The UUP deputy leader, Mr John Taylor MP, who opposes the new relationship within Europe, said it would have no effect on the operation of the party at Westminster.
With the Conservatives losing their majority in the House of Commons, the UUP is keenly aware that Mr Major is relying on their votes to see him through until May 1st, his preferred date for the general election.
The announcement that the UUP's only MEP, Mr James Nicholson, will join the Europe of Nations group in the European Parliament, headed by Sir James Goldsmith, follows meetings between the UUP leader, Mr David Trimble, and the Referendum Party.
The chairman of the UUP's European Policy Committee, Prof Anthony Alcock, has said he was not consulted on Mr Nicholson's decision to join the Europe of Nations group and he does not support it. He said last night, unionists may have to take part of the blame" if the Referendum Party puts up candidates against the Conservatives and loses the government seats as a result.
But the alliance will have no effect on the operation of the UUP at Westminster, Mr Taylor argued yesterday. As European policy spokesman for the party in the House of Commons, he said he opposed the new relationship within Europe and would urge MPs to view the Referendum Party with "caution".
"It has no MPs at Westminster and is unlikely to have any. It is a one issue party here today and probably away tomorrow. Whatever the immediate temptations may be, Ulster Unionists would be wise to always think of the tomorrow" he advised.
A staunchly Euro sceptic party, the UUP has decided that Mr Nicholson can better serve the interests of the party in Europe by joining the Europe of Nations grouping, which is much less inclined towards embracing a single currency. One senior Conservative said: "There must be a suspicion that Goldsmith is bankrolling the UUR The unionists are strapped for cash, they have no big donors.
Mr Trimble was unavailable for comment yesterday, but it is understood he is eager to take a long term view of who his party will be facing in opposition after the general election.
Recently he said that, although he will consider votes in the House of Commons on a case by case basis, he will not give Mr Major a blank cheque and this will give the UUP more room to manoeuvre before an election in the spring.
The Ulster Unionist MP, Mr Ken, Maginnis, said the decision to join the Europe of Nations grouping was predicated on the view that the UUP was no longer comfortable with its association with the European People's Party in Europe, from which Mr Nicholson has defected, because it was "rushing headlong" into support for a common currency and a federal Europe.
It was essential for the party, he said, to find an area within the European Union with which it was more comfortable. But he stressed the alliance would not necessarily enable the Referendum Party to exert influence at Westminster with the help of the unionists.

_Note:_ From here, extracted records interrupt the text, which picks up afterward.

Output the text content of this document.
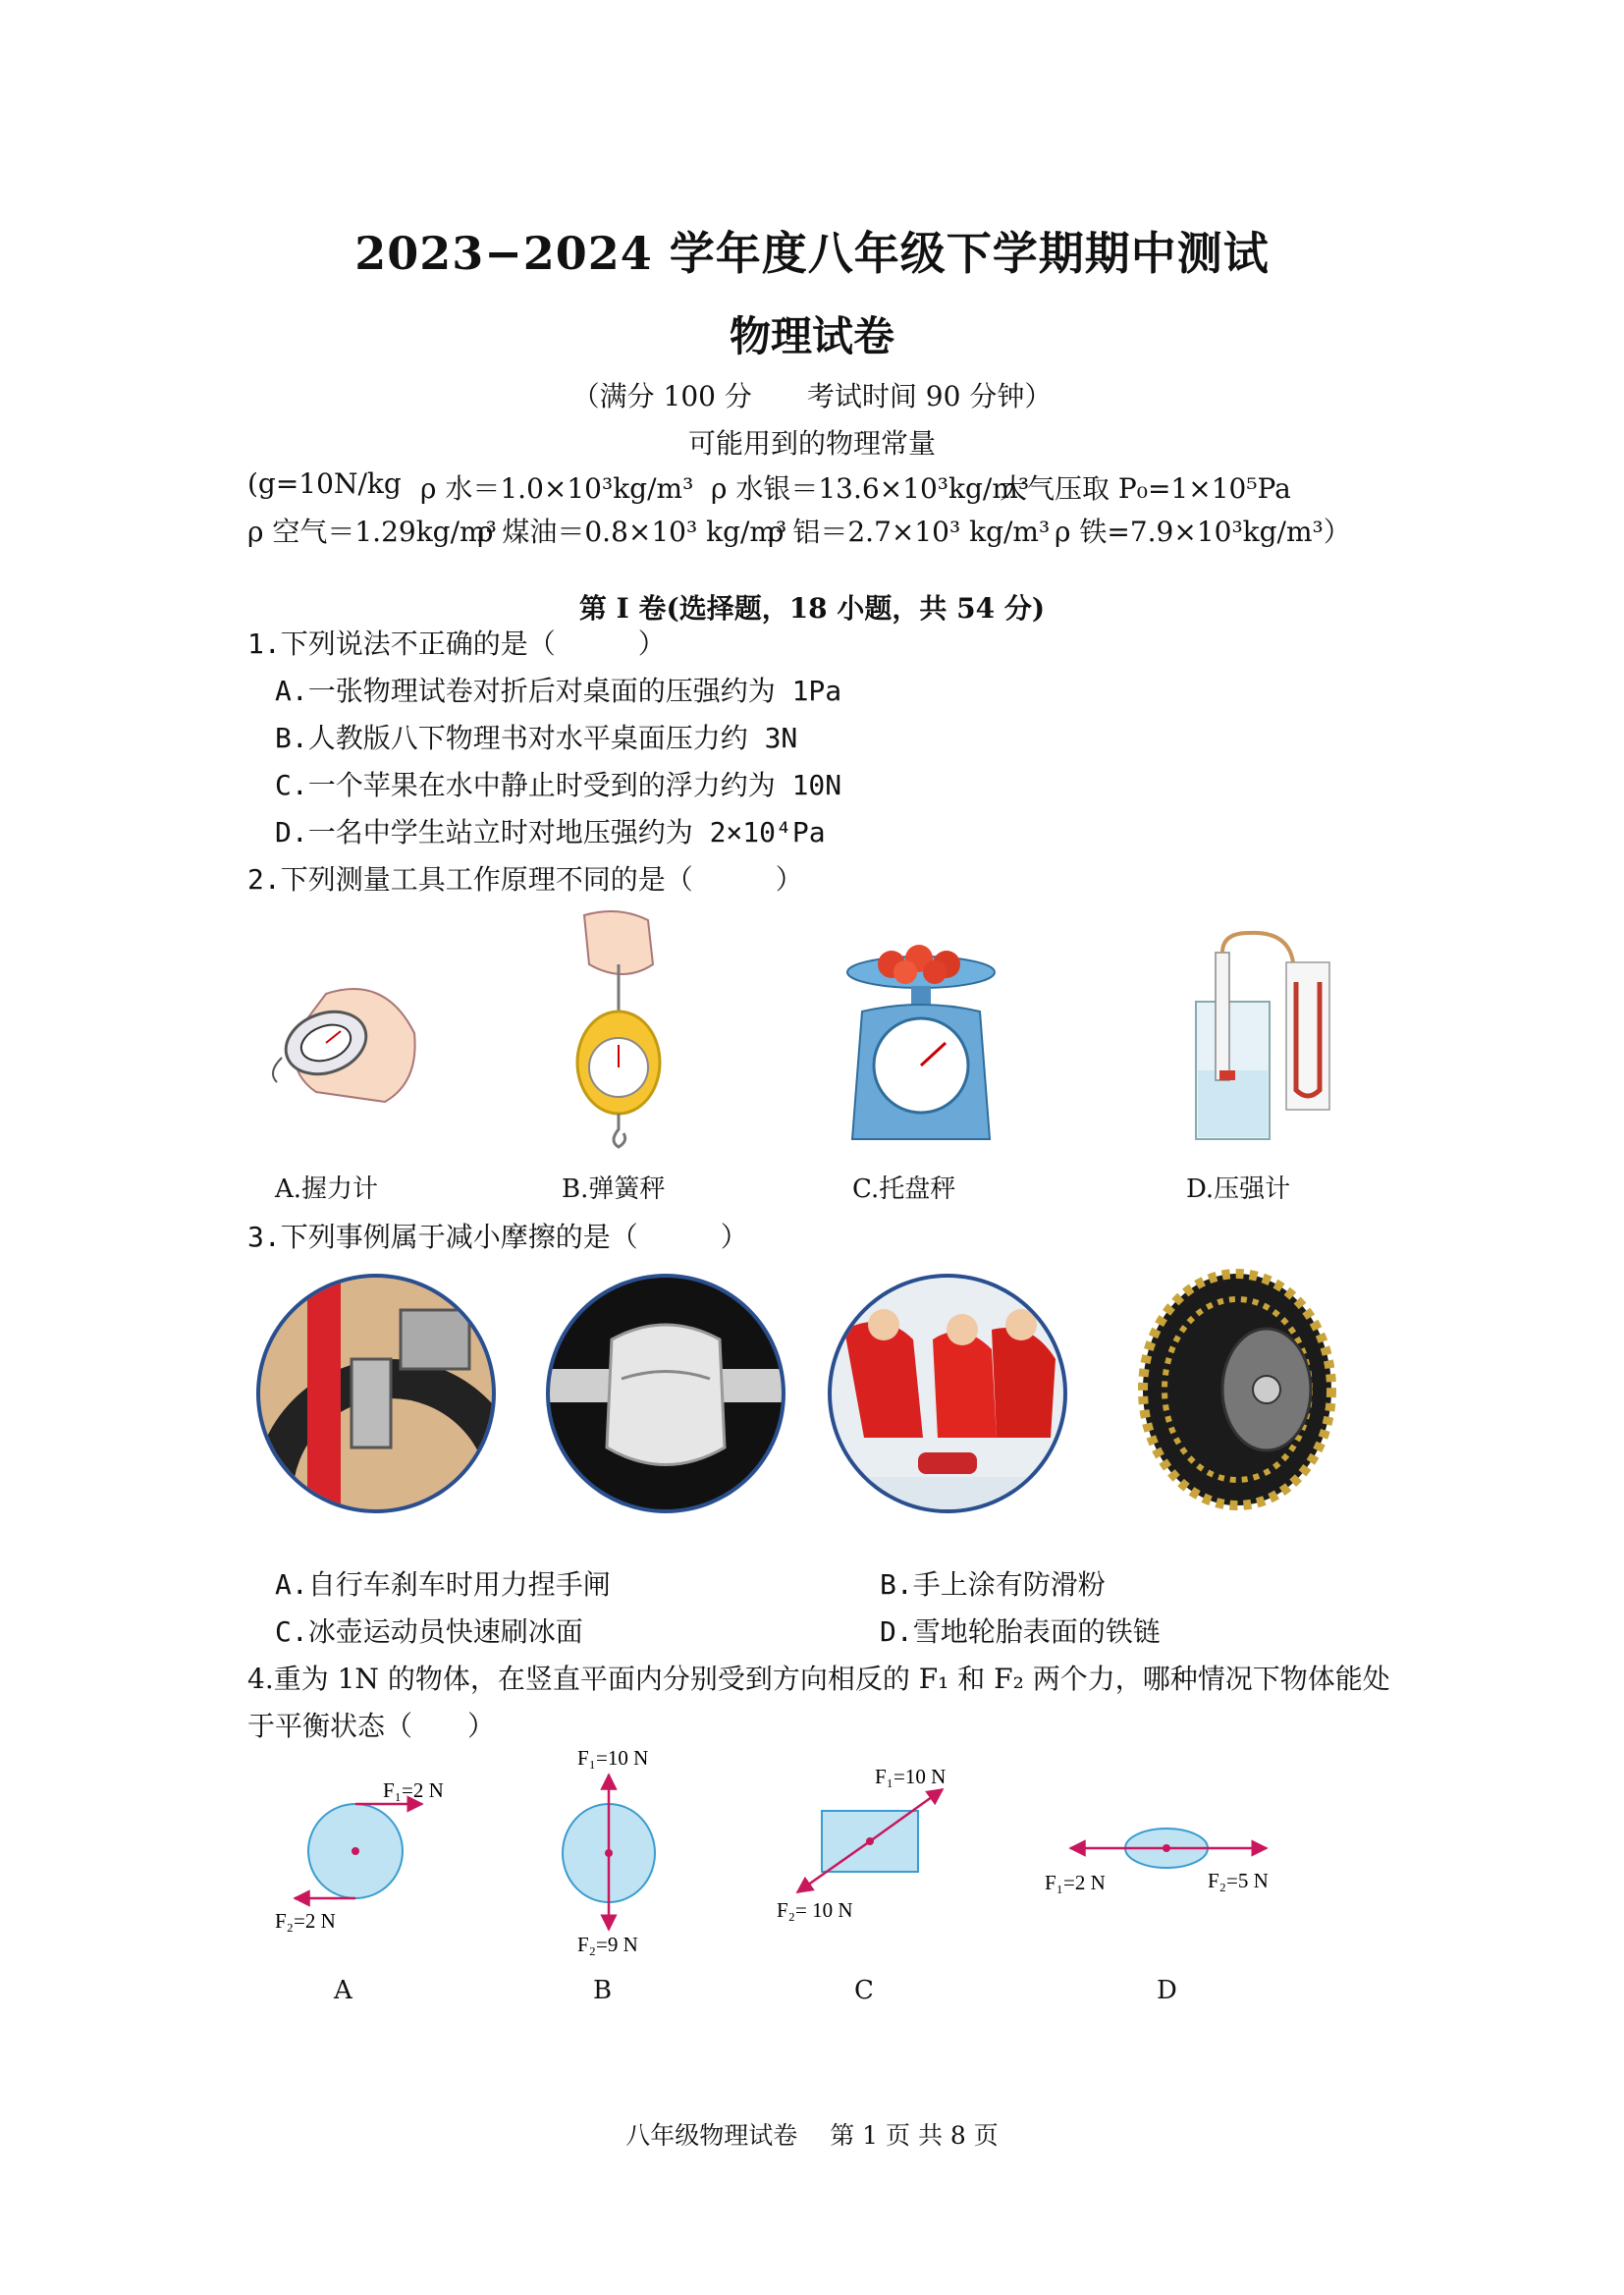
2023−2024 学年度八年级下学期期中测试
物理试卷
（满分 100 分　　考试时间 90 分钟）
可能用到的物理常量
(g=10N/kg ρ 水＝1.0×10³kg/m³ ρ 水银＝13.6×10³kg/m³
大气压取 P₀=1×10⁵Pa
ρ 空气＝1.29kg/m³
ρ 煤油＝0.8×10³ kg/m³
ρ 铝＝2.7×10³ kg/m³ ρ 铁=7.9×10³kg/m³）
第 Ⅰ 卷(选择题，18 小题，共 54 分)
1.下列说法不正确的是（　　　）
A.一张物理试卷对折后对桌面的压强约为 1Pa
B.人教版八下物理书对水平桌面压力约 3N
C.一个苹果在水中静止时受到的浮力约为 10N
D.一名中学生站立时对地压强约为 2×10⁴Pa
2.下列测量工具工作原理不同的是（　　　）
A.握力计	B.弹簧秤	C.托盘秤	D.压强计
3.下列事例属于减小摩擦的是（　　　）
A.自行车刹车时用力捏手闸	B.手上涂有防滑粉
C.冰壶运动员快速刷冰面	D.雪地轮胎表面的铁链
4.重为 1N 的物体，在竖直平面内分别受到方向相反的 F₁ 和 F₂ 两个力，哪种情况下物体能处
于平衡状态（　　）
F₁=2 N
F₂=2 N
A
F₁=10 N
F₂=9 N
B
F₁=10 N
F₂= 10 N
C
F₁=2 N	F₂=5 N
D
八年级物理试卷　 第 1 页 共 8 页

"This is an almost isolated European arrangement and is not intended by those of us in Westminster to impact on the party at Westminster. We have to interface with both parties on major social and economic issues and indeed others which fall outside the scope of Europe.
"Whatever government is in power with a small majority, we would not wish to behave irresponsibly to get short term benefits, which really do not benefit anyone." Mr Maginnis said.
However, Mr Maginnis admitted that he hoped difficulties which inevitably arise in Europe would not "spill over into the national scene". In a reference to the continuing troubles faced by the Conservatives, he said in terms of Westminster the party would take a "panoramic view".
"It may be a difficult balancing act, but if this alliance works against the independence of the Ulster Unionist Party in terms of its national role then it would need to be re-examined."
The alliance between the Referendum Party and the UUP will secure the future of the Europe of Nations group, which had faced losing recognition as a political force following the defection of a French MEP.
The defection reduced membership of the group to 17, below the 18 members, needed in order to secure funding.